De Rerum Natura
Lucretius
Lucretius. De Rerum Natura. William Ellery Leonard. E. P. Dutton. 1916.
- And in the ages after monsters died,
- Perforce there perished many a stock, unable
- By propagation to forge a progeny.
- For whatsoever creatures thou beholdest
- Breathing the breath of life, the same have been
- Even from their earliest age preserved alive
- By cunning, or by valour, or at least
- By speed of foot or wing. And many a stock
- Remaineth yet, because of use to man,
- And so committed to man's guardianship.
- Valour hath saved alive fierce lion-breeds
- And many another terrorizing race,
- Cunning the foxes, flight the antlered stags.
- Light-sleeping dogs with faithful heart in breast,
- However, and every kind begot from seed
- Of beasts of draft, as, too, the woolly flocks
- And horned cattle, all, my Memmius,
- Have been committed to guardianship of men.

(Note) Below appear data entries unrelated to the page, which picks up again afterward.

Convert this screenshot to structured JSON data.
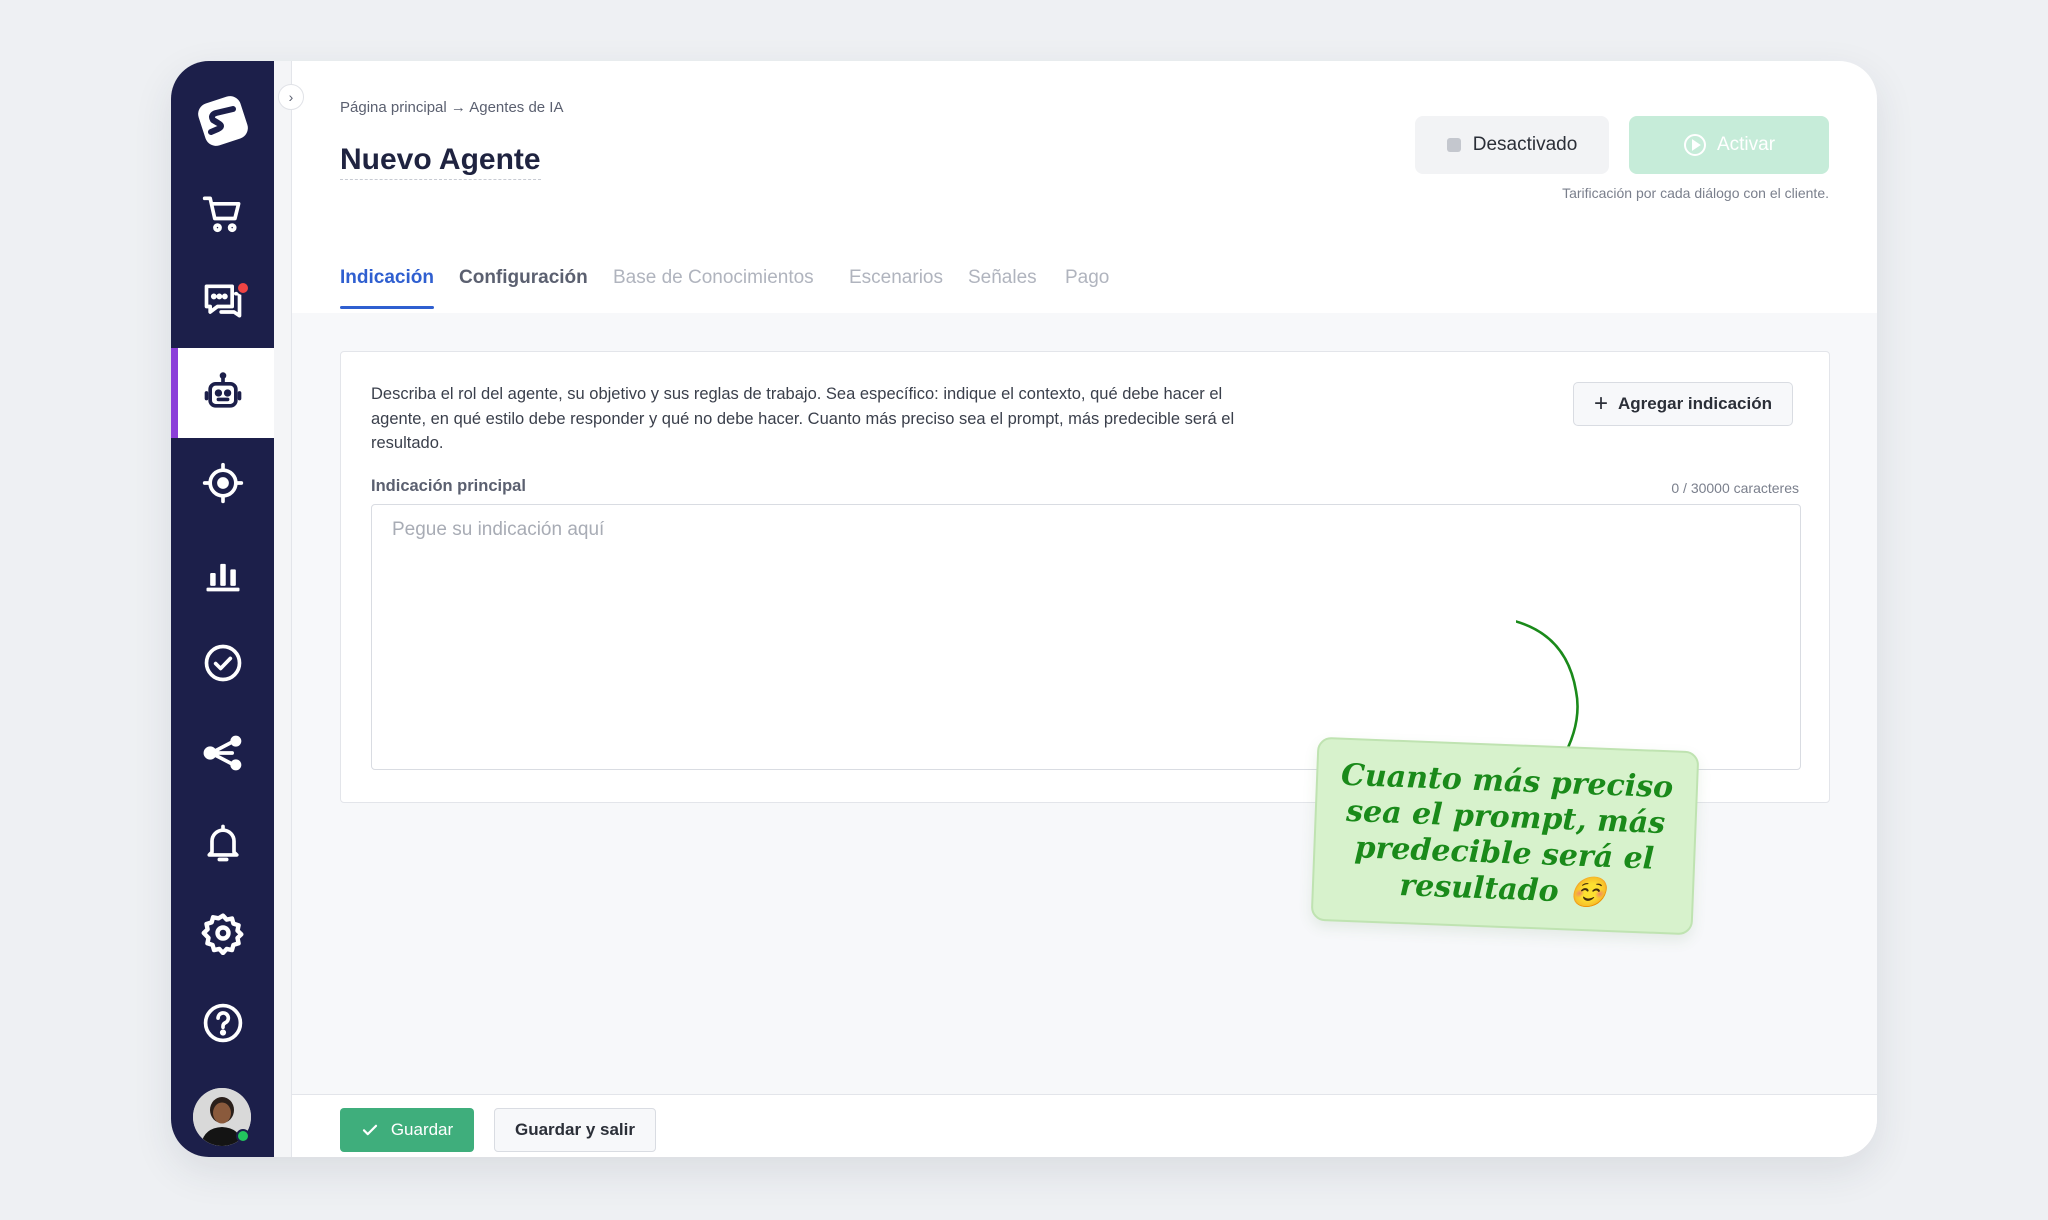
{
  "header": {
    "breadcrumb": "Página principal → Agentes de IA",
    "title": "Nuevo Agente",
    "status_label": "Desactivado",
    "activate_label": "Activar",
    "pricing_note": "Tarificación por cada diálogo con el cliente."
  },
  "tabs": [
    {
      "label": "Indicación",
      "state": "active"
    },
    {
      "label": "Configuración",
      "state": "enabled"
    },
    {
      "label": "Base de Conocimientos",
      "state": "disabled"
    },
    {
      "label": "Escenarios",
      "state": "disabled"
    },
    {
      "label": "Señales",
      "state": "disabled"
    },
    {
      "label": "Pago",
      "state": "disabled"
    }
  ],
  "prompt_card": {
    "description": "Describa el rol del agente, su objetivo y sus reglas de trabajo. Sea específico: indique el contexto, qué debe hacer el agente, en qué estilo debe responder y qué no debe hacer. Cuanto más preciso sea el prompt, más predecible será el resultado.",
    "add_button_label": "Agregar indicación",
    "field_label": "Indicación principal",
    "char_count": "0 / 30000 caracteres",
    "placeholder": "Pegue su indicación aquí",
    "value": ""
  },
  "sticky_note": {
    "text": "Cuanto más preciso sea el prompt, más predecible será el resultado ☺️",
    "color": "#1a8a1a"
  },
  "footer": {
    "save_label": "Guardar",
    "save_exit_label": "Guardar y salir"
  },
  "sidebar": {
    "items": [
      {
        "icon": "cart-icon"
      },
      {
        "icon": "chat-icon",
        "badge": true
      },
      {
        "icon": "robot-icon",
        "active": true
      },
      {
        "icon": "target-icon"
      },
      {
        "icon": "bar-chart-icon"
      },
      {
        "icon": "check-circle-icon"
      },
      {
        "icon": "share-icon"
      },
      {
        "icon": "bell-icon"
      },
      {
        "icon": "gear-icon"
      },
      {
        "icon": "help-icon"
      }
    ],
    "avatar_status": "online"
  },
  "colors": {
    "sidebar_bg": "#1c1f4a",
    "active_accent": "#8b3fd9",
    "tab_active": "#2f5fd0",
    "save_green": "#3fae7c",
    "activate_disabled": "#c6ecd9"
  }
}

- For anxiously they fled the savage beasts,
- And peace they sought and their abundant foods,
- Obtained with never labours of their own,
- Which we secure to them as fit rewards
- For their good service. But those beasts to whom
- Nature has granted naught of these same things-
- Beasts quite unfit by own free will to thrive
- And vain for any service unto us
- In thanks for which we should permit their kind
- To feed and be in our protection safe-
- Those, of a truth, were wont to be exposed,
- Enshackled in the gruesome bonds of doom,
- As prey and booty for the rest, until
- Nature reduced that stock to utter death.